Önümüzdeki ay başında (Eylül 2021) bu yılın ikinci çeyreğinde (nisan, mayıs ve haziran) Türkiye GSYH’sinin hacimsel olarak ne oranda büyüdüğü açıklanacak. Buna galat olarak “milli gelir artışı” denilir. İkinci çeyrekte “geçen yılın aynı dönemine” (2020’nin ikinci üç ayına) kıyasen sanayi üretiminin %40, perakende satışların %28 artığını TÜİK zaten ilan etti. Ayrıca ihracatın da ithalattan çok daha hızlı arttığını biliyoruz. Bu üç veri, 2021 yılının ikinci üç ayında “görülmemiş” bir büyüme hızı yakalandığını gösteriyor. İstatistikleri yakından izleyenlere göre, büyüme oranı %20’den yüksek çıkabilir. Yılın tamamı için büyüme oranı ise (GSYH’nin 2020’ye kıyasen 2021’deki artışı) tahminen %6.5 olacaktır. Bu oranlar ilan edilir edilmez, naralar atılmaya başlanacaktır. Başta Başkan Erdoğan olmak üzere, son aylarda cereyan eden talihsiz olaylar yüzünden canı çok sıkılan AKP sözcüleri, sonuçlarla övünüp olayı köpürtecektir. Köpürtmekle kalmayıp, haberi balyoz yapıp muhalefetin kafasına kafasına vuracaktır.

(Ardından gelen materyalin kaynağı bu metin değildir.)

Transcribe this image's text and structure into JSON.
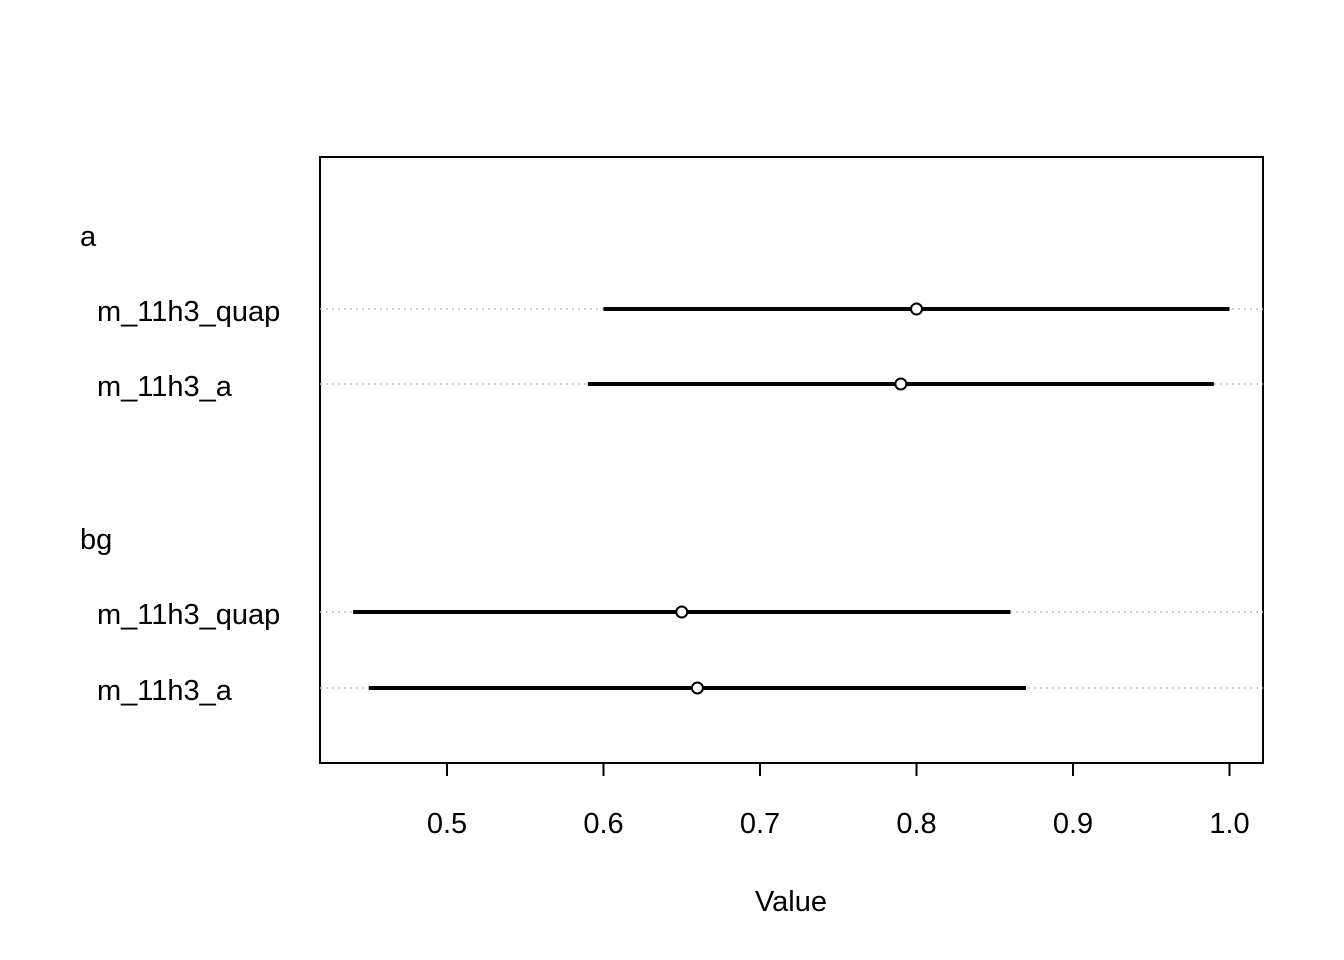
{
  "chart_data": {
    "type": "scatter",
    "title": "",
    "xlabel": "Value",
    "ylabel": "",
    "xlim": [
      0.42,
      1.022
    ],
    "x_ticks": [
      0.5,
      0.6,
      0.7,
      0.8,
      0.9,
      1.0
    ],
    "x_tick_labels": [
      "0.5",
      "0.6",
      "0.7",
      "0.8",
      "0.9",
      "1.0"
    ],
    "grid": "dotted guide line per row",
    "groups": [
      {
        "label": "a",
        "rows": [
          {
            "label": "m_11h3_quap",
            "mean": 0.8,
            "lower": 0.6,
            "upper": 1.0
          },
          {
            "label": "m_11h3_a",
            "mean": 0.79,
            "lower": 0.59,
            "upper": 0.99
          }
        ]
      },
      {
        "label": "bg",
        "rows": [
          {
            "label": "m_11h3_quap",
            "mean": 0.65,
            "lower": 0.44,
            "upper": 0.86
          },
          {
            "label": "m_11h3_a",
            "mean": 0.66,
            "lower": 0.45,
            "upper": 0.87
          }
        ]
      }
    ]
  },
  "colors": {
    "line": "#000000",
    "guide": "#bebebe",
    "frame": "#000000",
    "background": "#ffffff"
  }
}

KİM ZENGİNLEŞTİ İSE O SEVİNSİN

Muhalefet, öncelikle bu ölçümlerin güvenilir olmadığını söyleyecektir. Baz etkisinden bahsedecektir, ki bu doğrudur. Büyümenin bu kadar yüksek çıkmasının sebebi, önceki yılın aynı döneminin küçük olmasıdır. “Büyüme buysa, gelir nerede?” diye soracaktır. Ama Türk ekonomisini izleyen yetkili ve etkili dış merkezler bu sayılara itibar edeceğinden, “Tamamen yanlıştır” da diyemeyecektir. Eleştirilerini daha ziyade “gelir dağılımı adaletsizliği” üzerinde yoğunlaştıracaktır. Buradan kalkarak, “Öyleyse işçi, memur ve emeklilere daha yüksek zam verilsin” diyecektir. Hükümetin finansal istikrarı bozmamak için bu öneriyi kabul etmeyeceğini bildikleri için onu bu taraftan sıkıştıracaktır. Lütfen dikkat! İkinci çeyrekteki büyümeye en büyük katkı “cari açığın küçülmesinden” gelecektir. “Cari açığın küçülmesi GSMH’yi artırır ama halkın nakit gelirini düşürür.” Bu hususu, iktisata merak duyan herkesin iyice anlaması şarttır. Yoksa “Şeytan bunun neresinde” der, durur.

BÜYÜME VE GÖÇMENLER

Geçen yılki %1.9’luk büyüme başarısında da, bu yılın rekor büyümesinde de “sığınmacı göçmenlerin” hatırı sayılır katkısı olduğu kanaatindeyim. ABD, ekonomisinin dinamizmini, her yıl ülkeye kabul ettiği 1 milyondan fazla göçmene borçludur. 1960’tan sonra Almanya’nın hızlı gelişmesinde başta Türkler olmak üzere, bu ülkeye gelen diğer “misafir işçilerin” payı yadsınamaz. Aynı ilgileşim Fransa ve İngiltere için de geçerlidir. Geçenlerde konuştuğum Merkel’in kıdemli bakanlarından Aydan Özoğuz, Almanya’da halen 5 milyon Türk kökenli insan olduğunu söyledi. Bunlara kimse Almanya’ya külfet diye bakmamaktadır. Suriyeli veya Asyalı göçmenlerin çoğu da Türk ekonomisine yük olmaktan çıkmıştır. Göçmen siyasetimizin bir hedefi, göçmenleri kısmen ülkelerine geri göndermek olsa bile bir diğer hedef de, bu kişileri ülkenin “kayıt içi” üretim sistemine entegre etmek olmalıdır.

Son söz: İnsanın tüketen bir ağzı, üreten iki eli vardır.